La medida judicial que trascendió en Estados Unidos favorece a cientos de ahorristas de 13 países, quienes iniciaron una demanda contra la Argentina por la falta de pago en que incurrió en 2001 en relación con los bonos de la deuda.
La información se difundió a través de una nota distribuida por los estudios legales Dreier (norteamericano) y Rosita Vago (argentino), quienes representan a los bonistas.
Según el comunicado de los estudios, en agostopasado el juez Thomas Griesa dispuso en una causa iniciada por 600 tenedores de bonos (representadospor Dreier), el secuestro de garantías colaterales para los bonos Brady, Par y Discount, en manos del Banco de la Reserva Federal de Nueva York.
Rechazo
Por su parte, el estudio Dreier Lpp representa a más de 800 inversores de bonos individuales ante la Corte del Segundo Circuito de Nueva York. Además, fue el primer estudio legal que patrocinó una causa contra el gobierno argentino teniendo como objeto el default de los bonos.

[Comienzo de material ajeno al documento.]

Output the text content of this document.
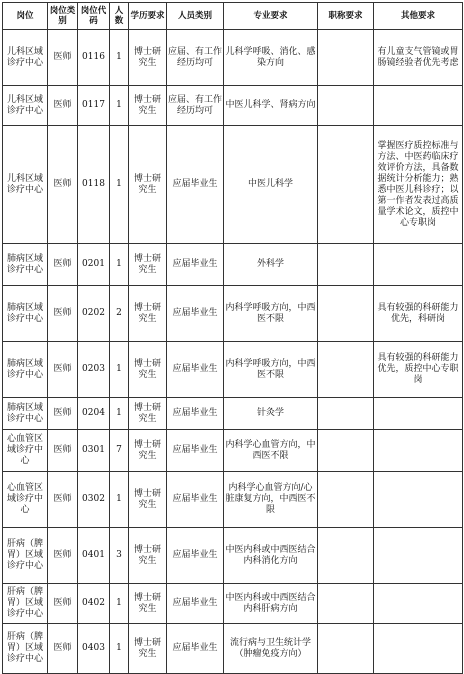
岗位	岗位类别	岗位代码	人数	学历要求	人员类别	专业要求	职称要求	其他要求
儿科区域诊疗中心	医师	0116	1	博士研究生	应届、有工作经历均可	儿科学呼吸、消化、感染方向		有儿童支气管镜或胃肠镜经验者优先考虑
儿科区域诊疗中心	医师	0117	1	博士研究生	应届、有工作经历均可	中医儿科学、肾病方向		
儿科区域诊疗中心	医师	0118	1	博士研究生	应届毕业生	中医儿科学		掌握医疗质控标准与方法、中医药临床疗效评价方法，具备数据统计分析能力；熟悉中医儿科诊疗；以第一作者发表过高质量学术论文，质控中心专职岗
肺病区域诊疗中心	医师	0201	1	博士研究生	应届毕业生	外科学		
肺病区域诊疗中心	医师	0202	2	博士研究生	应届毕业生	内科学呼吸方向，中西医不限		具有较强的科研能力优先，科研岗
肺病区域诊疗中心	医师	0203	1	博士研究生	应届毕业生	内科学呼吸方向，中西医不限		具有较强的科研能力优先，质控中心专职岗
肺病区域诊疗中心	医师	0204	1	博士研究生	应届毕业生	针灸学		
心血管区域诊疗中心	医师	0301	7	博士研究生	应届毕业生	内科学心血管方向，中西医不限		
心血管区域诊疗中心	医师	0302	1	博士研究生	应届毕业生	内科学心血管方向/心脏康复方向，中西医不限		
肝病（脾胃）区域诊疗中心	医师	0401	3	博士研究生	应届毕业生	中医内科或中西医结合内科消化方向		
肝病（脾胃）区域诊疗中心	医师	0402	1	博士研究生	应届毕业生	中医内科或中西医结合内科肝病方向		
肝病（脾胃）区域诊疗中心	医师	0403	1	博士研究生	应届毕业生	流行病与卫生统计学（肿瘤免疫方向）		
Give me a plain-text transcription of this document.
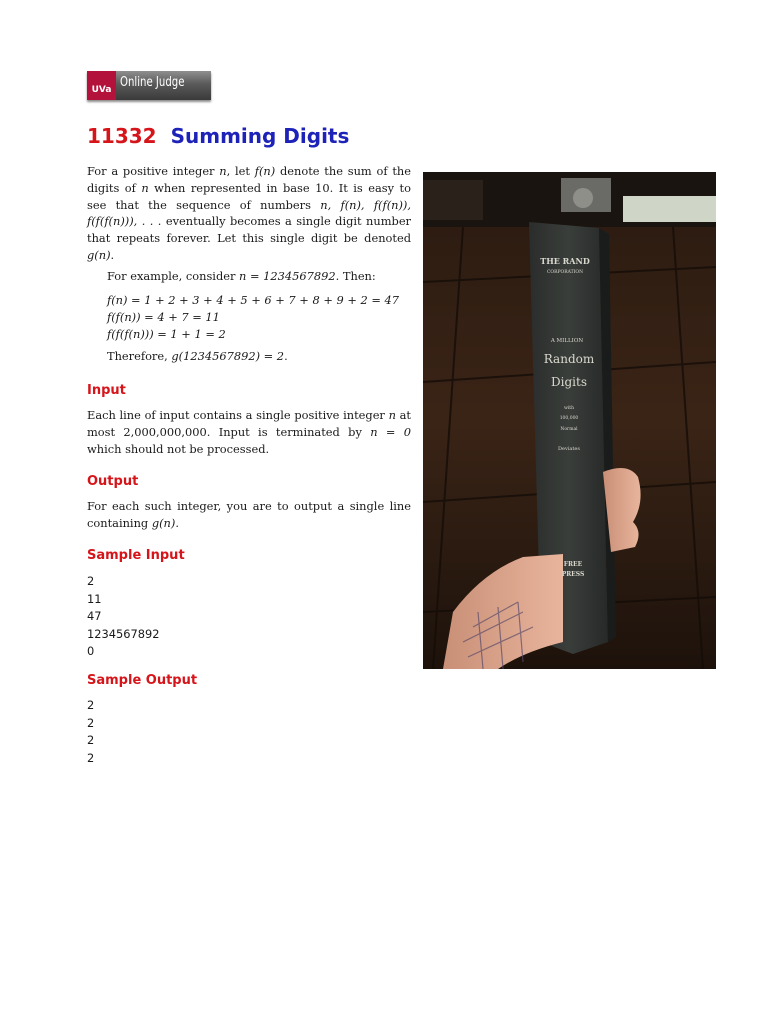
UVa Online Judge
11332 Summing Digits

For a positive integer n, let f(n) denote the sum of the digits of n when represented in base 10. It is easy to see that the sequence of numbers n, f(n), f(f(n)), f(f(f(n))), . . . eventually becomes a single digit number that repeats forever. Let this single digit be denoted g(n).

For example, consider n = 1234567892. Then:

f(n) = 1 + 2 + 3 + 4 + 5 + 6 + 7 + 8 + 9 + 2 = 47
f(f(n)) = 4 + 7 = 11
f(f(f(n))) = 1 + 1 = 2

Therefore, g(1234567892) = 2.

Input

Each line of input contains a single positive integer n at most 2,000,000,000. Input is terminated by n = 0 which should not be processed.

Output

For each such integer, you are to output a single line containing g(n).

Sample Input
2
11
47
1234567892
0
Sample Output
2
2
2
2
THE RAND
CORPORATION
A MILLION
Random
Digits
with
100,000
Normal
Deviates
FREE
PRESS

En cuanto a la presentación ante el CIADI de bonistas italianos -que encabeza Nicola Stock, de Task Force Argentina-, el primer paso que dará el gobierno argentino es rechazar la jurisdicción. «De ninguna manera es un tribunal para pedir una indemnización ante un evento de cesación de pagos», señalan los abogados argentinos. En Washington deberán definir, en primer lugar, por lo tanto, si se trata de un tribunal competente para resolver la demanda o directamente se rechaza el pedido. Hasta ahora, todos los juicios en contra de la Argentina se venían realizando en las jurisdicciones correspondientes a la plaza de emisión de los títulos (Buenos Aires, Nueva York, Francfort o Tokio, por ejemplo).